This past week, I have found myself thankful for a spirit of calm when it comes to my dogs, my kids, the status of my house, and my always-growing to-do list. Normally I get all spun up at needing to get everything done (when really, it’s NEVER *ALL* done), and feeling like a failure when something that was “higher priority” in my whacked out head goes undone.
Will the world stop turning if I don’t take the recycling to the recycling center today?
Am I a failure as a homemaker if clean clothes sit on my couch for another day?
Do I *really* need to snag that great deal at CVS if it also means having to go to the store with at least 2 kids and most likely ending with me in a tizzy and snapping at my 2-year old to figure out how to buckle her own carseat because I’m too much of a headcase at the moment?

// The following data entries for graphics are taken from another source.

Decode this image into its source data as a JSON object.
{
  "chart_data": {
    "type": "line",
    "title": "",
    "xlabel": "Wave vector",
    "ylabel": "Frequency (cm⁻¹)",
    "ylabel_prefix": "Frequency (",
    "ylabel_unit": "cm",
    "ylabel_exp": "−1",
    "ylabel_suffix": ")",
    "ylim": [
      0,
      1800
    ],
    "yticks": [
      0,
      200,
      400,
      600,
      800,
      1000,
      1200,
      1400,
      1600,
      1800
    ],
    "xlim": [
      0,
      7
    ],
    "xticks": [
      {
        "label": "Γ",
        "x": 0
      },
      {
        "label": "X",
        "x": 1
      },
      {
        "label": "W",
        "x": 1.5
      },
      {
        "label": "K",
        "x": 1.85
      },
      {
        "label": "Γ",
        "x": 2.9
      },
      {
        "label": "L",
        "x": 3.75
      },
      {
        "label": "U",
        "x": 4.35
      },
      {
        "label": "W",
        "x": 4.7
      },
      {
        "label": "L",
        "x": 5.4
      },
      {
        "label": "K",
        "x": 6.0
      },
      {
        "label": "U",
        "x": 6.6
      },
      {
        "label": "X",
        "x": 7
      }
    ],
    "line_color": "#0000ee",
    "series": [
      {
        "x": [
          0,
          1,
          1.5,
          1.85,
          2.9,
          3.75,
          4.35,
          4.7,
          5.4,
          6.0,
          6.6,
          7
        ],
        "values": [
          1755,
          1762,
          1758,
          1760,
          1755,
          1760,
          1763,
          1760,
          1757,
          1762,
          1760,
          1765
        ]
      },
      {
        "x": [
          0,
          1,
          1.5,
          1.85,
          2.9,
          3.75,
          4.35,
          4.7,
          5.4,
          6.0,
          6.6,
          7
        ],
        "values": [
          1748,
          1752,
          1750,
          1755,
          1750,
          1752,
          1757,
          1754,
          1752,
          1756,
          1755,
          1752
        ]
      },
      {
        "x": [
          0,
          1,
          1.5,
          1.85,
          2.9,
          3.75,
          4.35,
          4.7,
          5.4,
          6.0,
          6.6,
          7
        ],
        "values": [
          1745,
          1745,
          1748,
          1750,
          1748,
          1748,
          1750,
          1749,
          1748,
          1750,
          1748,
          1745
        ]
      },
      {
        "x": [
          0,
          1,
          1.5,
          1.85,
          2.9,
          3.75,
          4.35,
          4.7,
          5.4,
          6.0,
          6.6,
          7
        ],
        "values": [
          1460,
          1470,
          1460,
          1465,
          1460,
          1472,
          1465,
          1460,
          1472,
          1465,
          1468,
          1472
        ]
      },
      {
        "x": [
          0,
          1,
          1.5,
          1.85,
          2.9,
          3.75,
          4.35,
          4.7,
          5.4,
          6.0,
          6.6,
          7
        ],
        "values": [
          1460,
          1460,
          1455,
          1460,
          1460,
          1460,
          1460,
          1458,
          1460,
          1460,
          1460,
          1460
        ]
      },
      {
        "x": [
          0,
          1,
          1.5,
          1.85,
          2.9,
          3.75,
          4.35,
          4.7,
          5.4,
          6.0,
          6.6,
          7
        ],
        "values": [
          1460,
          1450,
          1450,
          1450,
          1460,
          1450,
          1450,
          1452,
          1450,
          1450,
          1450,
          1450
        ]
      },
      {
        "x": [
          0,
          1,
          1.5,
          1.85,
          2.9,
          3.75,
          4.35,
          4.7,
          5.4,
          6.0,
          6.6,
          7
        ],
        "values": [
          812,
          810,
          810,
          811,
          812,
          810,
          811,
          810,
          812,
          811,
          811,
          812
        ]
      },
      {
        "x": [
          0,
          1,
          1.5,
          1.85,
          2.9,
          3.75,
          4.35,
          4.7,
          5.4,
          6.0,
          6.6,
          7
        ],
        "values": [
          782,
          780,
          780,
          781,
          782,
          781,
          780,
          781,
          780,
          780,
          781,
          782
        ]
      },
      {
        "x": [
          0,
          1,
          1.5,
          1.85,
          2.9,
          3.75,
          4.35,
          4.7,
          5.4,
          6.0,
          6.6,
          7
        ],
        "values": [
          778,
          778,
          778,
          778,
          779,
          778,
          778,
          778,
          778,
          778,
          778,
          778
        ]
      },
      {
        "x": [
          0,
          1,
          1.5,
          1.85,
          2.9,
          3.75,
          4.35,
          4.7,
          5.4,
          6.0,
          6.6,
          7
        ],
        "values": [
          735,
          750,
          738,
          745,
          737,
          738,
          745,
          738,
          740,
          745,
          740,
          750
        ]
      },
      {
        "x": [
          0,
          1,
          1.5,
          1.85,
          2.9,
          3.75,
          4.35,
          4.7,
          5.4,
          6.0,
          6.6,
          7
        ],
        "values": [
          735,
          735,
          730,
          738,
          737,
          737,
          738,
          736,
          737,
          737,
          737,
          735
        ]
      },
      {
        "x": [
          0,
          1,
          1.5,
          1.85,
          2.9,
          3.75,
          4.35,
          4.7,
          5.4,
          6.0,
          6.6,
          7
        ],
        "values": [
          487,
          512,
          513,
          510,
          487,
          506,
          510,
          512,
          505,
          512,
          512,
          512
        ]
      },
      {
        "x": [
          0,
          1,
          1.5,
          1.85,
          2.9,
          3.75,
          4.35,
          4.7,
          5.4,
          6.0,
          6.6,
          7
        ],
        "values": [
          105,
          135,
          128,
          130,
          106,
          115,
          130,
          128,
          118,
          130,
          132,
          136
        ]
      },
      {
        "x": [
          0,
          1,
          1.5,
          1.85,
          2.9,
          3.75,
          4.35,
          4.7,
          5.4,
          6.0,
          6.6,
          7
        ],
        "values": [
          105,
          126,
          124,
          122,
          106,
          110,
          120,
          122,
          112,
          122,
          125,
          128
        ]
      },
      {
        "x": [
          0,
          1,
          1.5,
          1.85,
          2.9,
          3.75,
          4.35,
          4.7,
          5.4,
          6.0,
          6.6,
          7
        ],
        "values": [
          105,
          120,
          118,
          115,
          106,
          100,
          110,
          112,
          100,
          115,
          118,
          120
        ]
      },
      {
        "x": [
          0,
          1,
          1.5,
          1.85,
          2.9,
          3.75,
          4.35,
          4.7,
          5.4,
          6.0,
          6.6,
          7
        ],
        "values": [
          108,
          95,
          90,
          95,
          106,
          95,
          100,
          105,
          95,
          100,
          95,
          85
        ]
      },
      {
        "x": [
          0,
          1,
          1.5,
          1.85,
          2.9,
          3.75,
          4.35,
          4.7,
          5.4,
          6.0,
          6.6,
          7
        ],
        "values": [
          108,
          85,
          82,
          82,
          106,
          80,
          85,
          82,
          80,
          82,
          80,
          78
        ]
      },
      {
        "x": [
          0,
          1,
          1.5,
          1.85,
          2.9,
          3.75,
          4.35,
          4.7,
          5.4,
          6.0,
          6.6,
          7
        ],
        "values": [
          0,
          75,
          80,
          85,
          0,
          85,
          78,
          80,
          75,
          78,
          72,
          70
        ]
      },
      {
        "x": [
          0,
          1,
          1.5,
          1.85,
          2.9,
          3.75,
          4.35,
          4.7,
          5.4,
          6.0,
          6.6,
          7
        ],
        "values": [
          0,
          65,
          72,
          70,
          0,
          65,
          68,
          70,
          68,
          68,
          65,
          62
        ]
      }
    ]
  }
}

Does it really matter if I leave the fort I made for the kids behind the recliner in the family room for one more day? Even if we have friends coming over for dinner?
The answer is NO.
Over and over this week, I’ve heard whispers of “Lighten Up, Katie.” and I’m letting myself do just that. I’m working on letting go of some control (ever watch a 5-year old try to empty a dishwasher or stack Tupperware?) because, in the grand scheme, it doesn’t matter if the little plates are stacked on the big ones and the square Tupperware is nested in the other square Tupperware.
It doesn’t matter.
And for as long as this feeling of calm lasts, I’m going to enjoy it.